Yemek salonuna girdiklerinde Kenneth ve Düşes masadaki yerlerini almışlardı. Roy,sandalyesini çekip Yvonne’u oturttuktan sonra kendi yerine geçti. Yvonne tedirgindi. Kenneth’ın buz gibi bakışlarını üzerinde hissediyor, bakışlarını yemeğinden ayıramıyordu. Düşes, kızdaki tedirginliği fark etmiş, yaklaşan düğüne yormuştu. Roy,kendi dertlerinde boğulmuştu. Kenneth ise gözlerini dikmiş kızı izliyordu. Eğer Yvonne başını kaldırıp genç adamın gözlerine baksaydı ilk defa nefret ya da arzudan başka bir duyguyla baktığını görürdü. Şefkatle bakıyordu genç adam. Babasının öldüğünü kendi amaçları uğruna söylemedikleri için vicdan azabı duyuyordu. Sahi Kenneth en son ne zaman vicdan azabı duymuştu? Artık bir vicdanı bile olmadığını düşünüyordu.

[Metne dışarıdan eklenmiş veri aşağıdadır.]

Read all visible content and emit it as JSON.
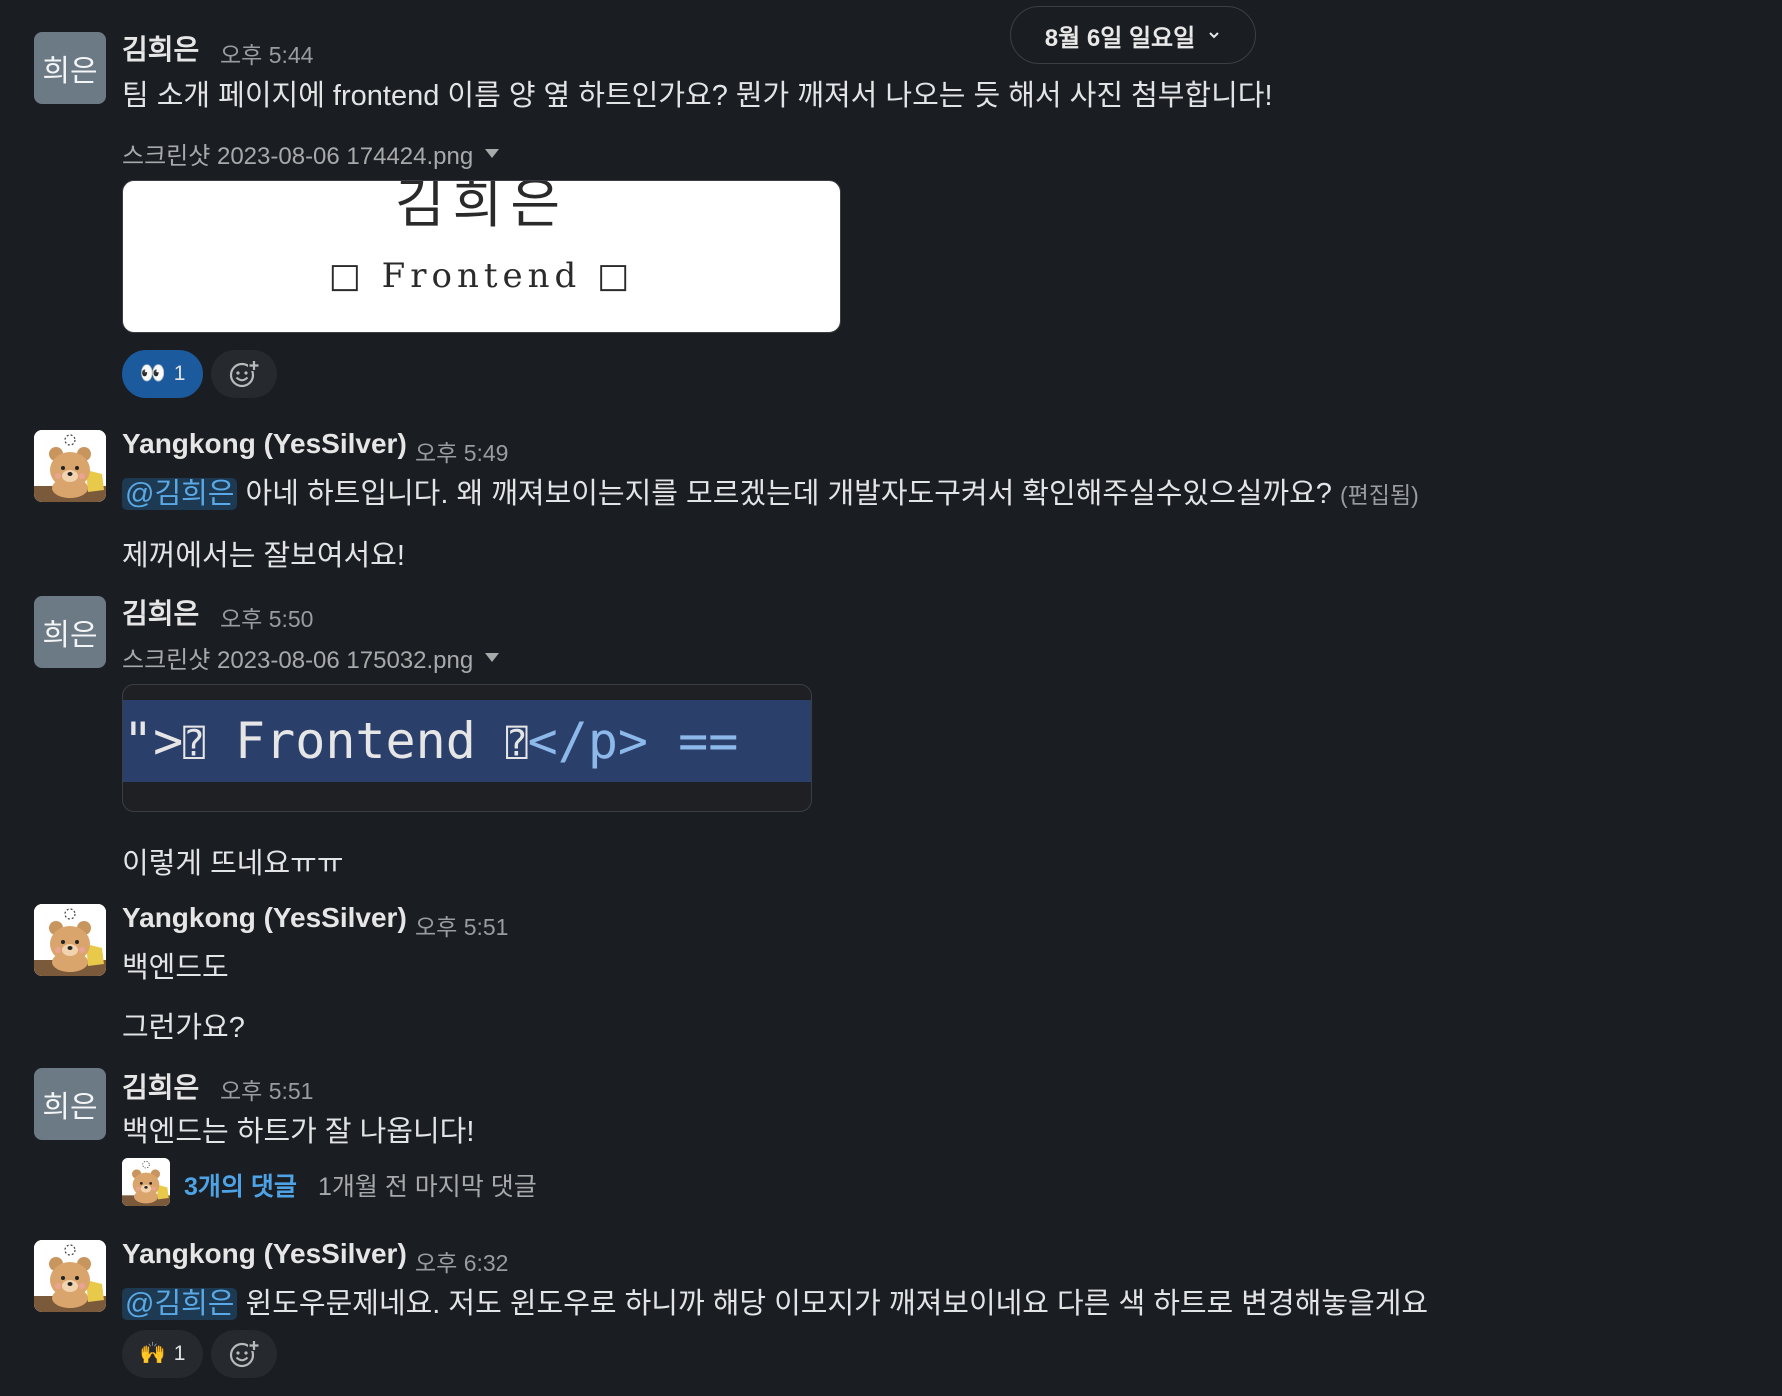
{
  "date_divider": {
    "label": "8월 6일 일요일"
  },
  "messages": [
    {
      "avatar_text": "희은",
      "author": "김희은",
      "time": "오후 5:44",
      "text": "팀 소개 페이지에 frontend 이름 양 옆 하트인가요? 뭔가 깨져서 나오는 듯 해서 사진 첨부합니다!",
      "file_name": "스크린샷 2023-08-06 174424.png",
      "image_text_line1": "김희은",
      "image_text_line2": "□ Frontend □",
      "reactions": [
        {
          "emoji": "👀",
          "count": "1"
        }
      ]
    },
    {
      "author": "Yangkong (YesSilver)",
      "time": "오후 5:49",
      "mention": "@김희은",
      "text": " 아네 하트입니다. 왜 깨져보이는지를 모르겠는데 개발자도구켜서 확인해주실수있으실까요?",
      "edited": "(편집됨)",
      "text2": "제꺼에서는 잘보여서요!"
    },
    {
      "avatar_text": "희은",
      "author": "김희은",
      "time": "오후 5:50",
      "file_name": "스크린샷 2023-08-06 175032.png",
      "code_prefix": "\">",
      "code_mid": " Frontend ",
      "code_suffix": "</p> ==",
      "text": "이렇게 뜨네요ㅠㅠ"
    },
    {
      "author": "Yangkong (YesSilver)",
      "time": "오후 5:51",
      "text": "백엔드도",
      "text2": "그런가요?"
    },
    {
      "avatar_text": "희은",
      "author": "김희은",
      "time": "오후 5:51",
      "text": "백엔드는 하트가 잘 나옵니다!",
      "thread_replies": "3개의 댓글",
      "thread_last": "1개월 전 마지막 댓글"
    },
    {
      "author": "Yangkong (YesSilver)",
      "time": "오후 6:32",
      "mention": "@김희은",
      "text": " 윈도우문제네요. 저도 윈도우로 하니까 해당 이모지가 깨져보이네요 다른 색 하트로 변경해놓을게요",
      "reactions": [
        {
          "emoji": "🙌",
          "count": "1"
        }
      ]
    }
  ]
}
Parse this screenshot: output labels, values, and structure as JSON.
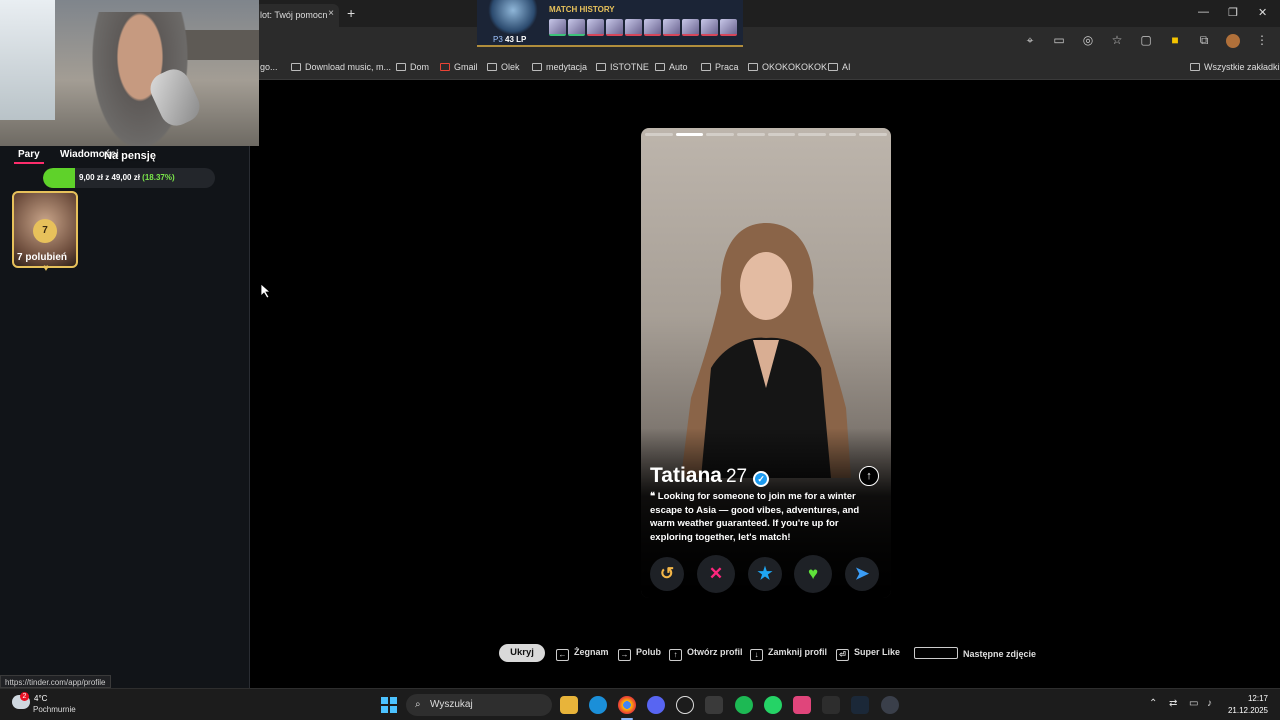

Yemek sessizlik içinde devam ederken Düşes sürüp giden sessizliğe katlanamıyormuş gibi Kenneth’a dönüp ‘’En erken 2 hafta sonraya tamamlanabilirmiş kıyafetler.’’dedi.
Kenneth ilgisizce başını salladı. ‘’O zaman 2 hafta sonra düğünü yaparız.’’dedi.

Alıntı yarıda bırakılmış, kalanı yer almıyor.